A Solution To AWS ECS's Software Version Consistency Problems


Did AWS's Software Version Consistency update cause your ECS tasks to blow up?

If so, I may have a solution for you.
In case you missed it, here is my post about AWS ECS's Software Version Consistency Problems.

Problem

The problem was that we had some long-running background workers running in ECS, and when a deployment happened, ECS was killing off the long-running tasks before they could complete.

The ideal solution would be to have the tasks save their state so they could pick up where they left off, or to have those background jobs running on AWS Batch.
For reasons I won’t dive into, neither of these were options for this project.

If this is not your problem, then this might not be the solution for you.

Solution

Working with AWS Premium Support, we were able to fix our issue using AWS Task Scale-In Protection.
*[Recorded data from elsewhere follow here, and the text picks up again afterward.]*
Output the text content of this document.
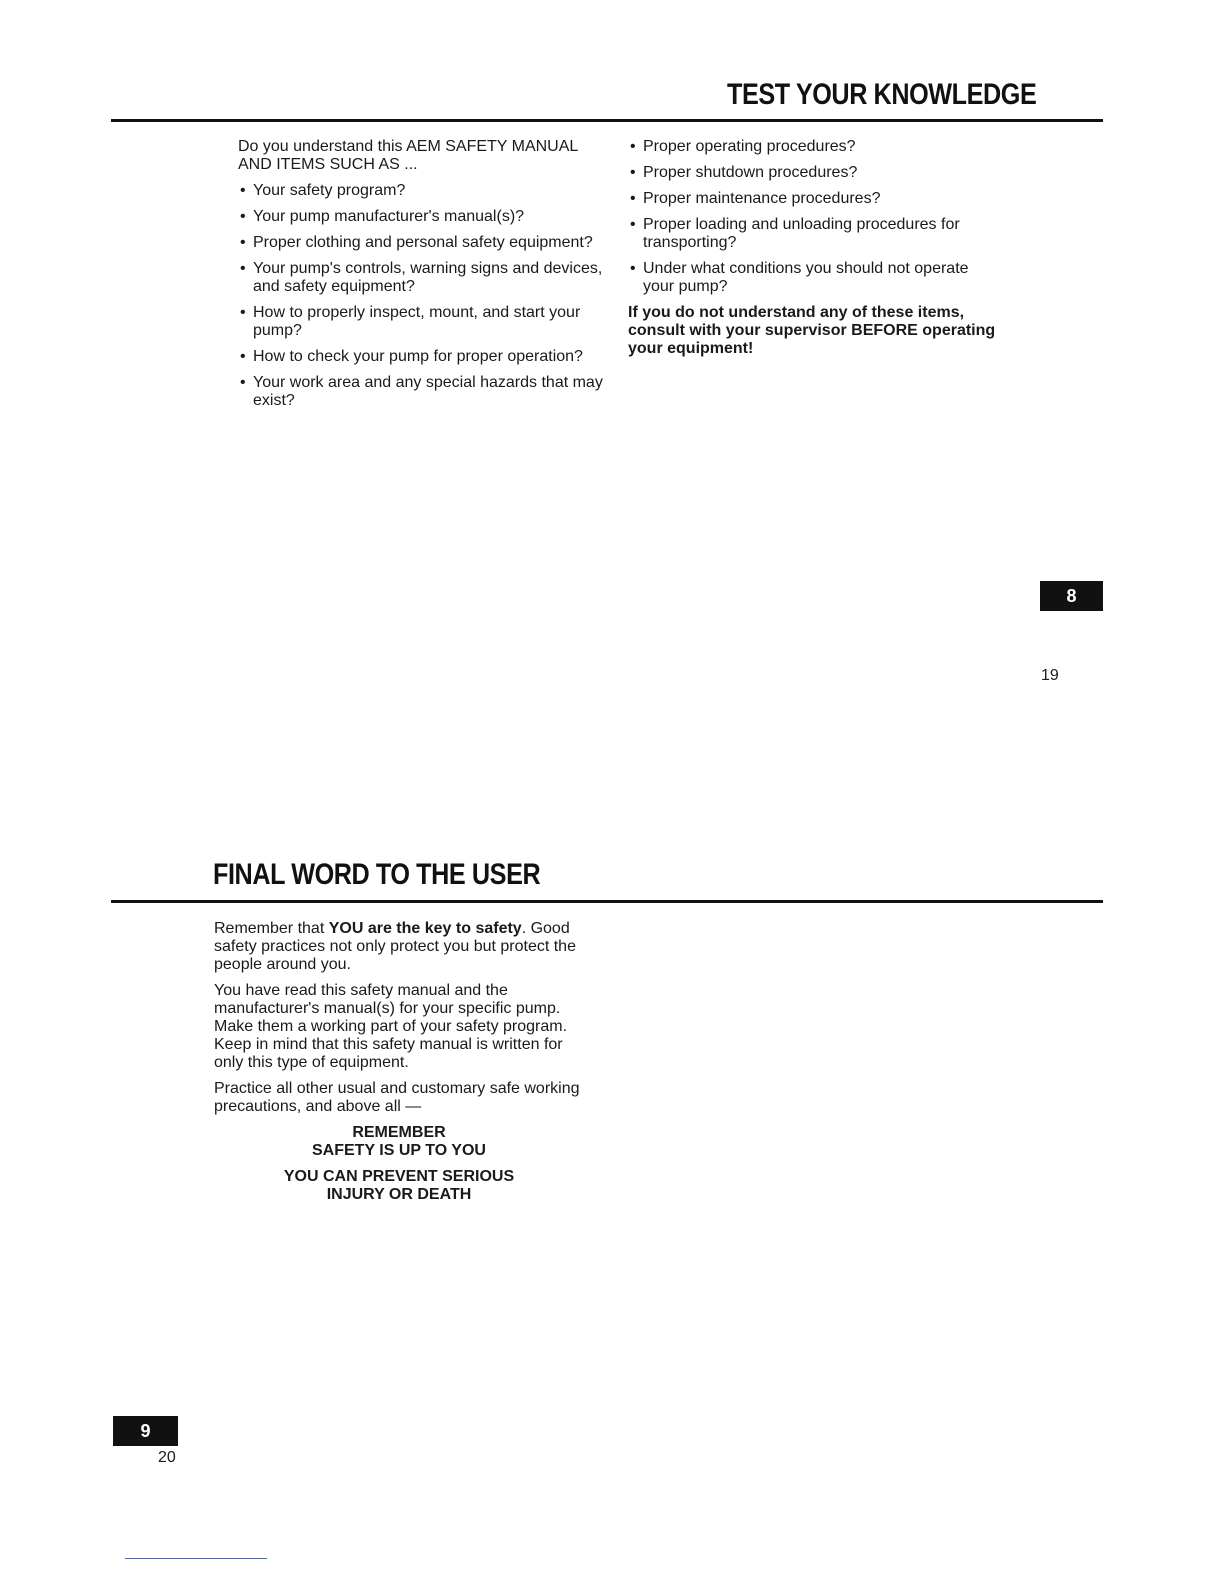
TEST YOUR KNOWLEDGE

Do you understand this AEM SAFETY MANUAL AND ITEMS SUCH AS ...

• Your safety program?
• Your pump manufacturer's manual(s)?
• Proper clothing and personal safety equipment?
• Your pump's controls, warning signs and devices, and safety equipment?
• How to properly inspect, mount, and start your pump?
• How to check your pump for proper operation?
• Your work area and any special hazards that may exist?
• Proper operating procedures?
• Proper shutdown procedures?
• Proper maintenance procedures?
• Proper loading and unloading procedures for transporting?
• Under what conditions you should not operate your pump?

If you do not understand any of these items, consult with your supervisor BEFORE operating your equipment!

8
19
FINAL WORD TO THE USER

Remember that YOU are the key to safety. Good safety practices not only protect you but protect the people around you.

You have read this safety manual and the manufacturer's manual(s) for your specific pump. Make them a working part of your safety program. Keep in mind that this safety manual is written for only this type of equipment.

Practice all other usual and customary safe working precautions, and above all —

REMEMBER
SAFETY IS UP TO YOU
YOU CAN PREVENT SERIOUS
INJURY OR DEATH
9
20
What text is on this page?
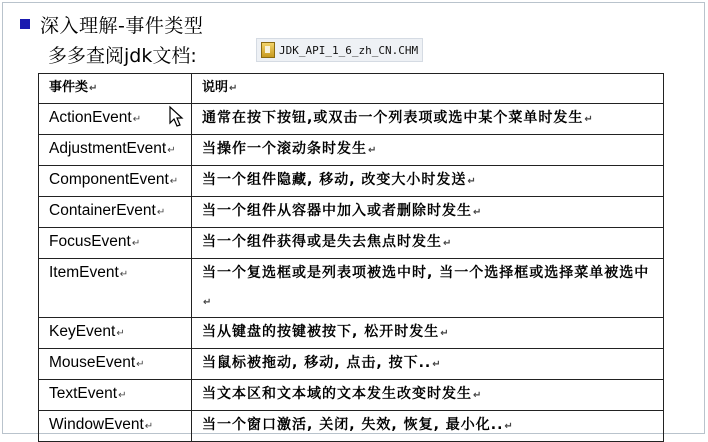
深入理解-事件类型
多多查阅jdk文档:	JDK_API_1_6_zh_CN.CHM
事件类↵	说明↵
ActionEvent↵	通常在按下按钮,或双击一个列表项或选中某个菜单时发生↵
AdjustmentEvent↵	当操作一个滚动条时发生↵
ComponentEvent↵	当一个组件隐藏, 移动, 改变大小时发送↵
ContainerEvent↵	当一个组件从容器中加入或者删除时发生↵
FocusEvent↵	当一个组件获得或是失去焦点时发生↵
ItemEvent↵	当一个复选框或是列表项被选中时, 当一个选择框或选择菜单被选中↵
KeyEvent↵	当从键盘的按键被按下, 松开时发生↵
MouseEvent↵	当鼠标被拖动, 移动, 点击, 按下..↵
TextEvent↵	当文本区和文本域的文本发生改变时发生↵
WindowEvent↵	当一个窗口激活, 关闭, 失效, 恢复, 最小化..↵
Basically, you can tell ECS that specific ECS tasks (NOT entire ECS services) are "Protected." This means that during an ECS deployment and/or ECS autoscaling event, these ECS tasks cannot be scaled down for a short duration.
The default duration is 2 hours, but protection can be extended to up to 48 hours.

It worked as described, but here are some additional things I observed while experimenting with this:

  1. ECS tasks are only protected from ECS deployments and ECS autoscaling.
  2. Even though the task is "protected," I could still terminate an ECS task via the console or command line.
  3. If the ECS task's main CMD process is terminated, the task itself will be terminated. It doesn’t keep running like a zombie task, which is a good thing.

It’s actually pretty simple. Deciding which ECS tasks should have protection turned on, and applying it to every task, is the difficult part.

Either way, best of luck, and if you need some help with this, I’m happy to assist.

~Cheers!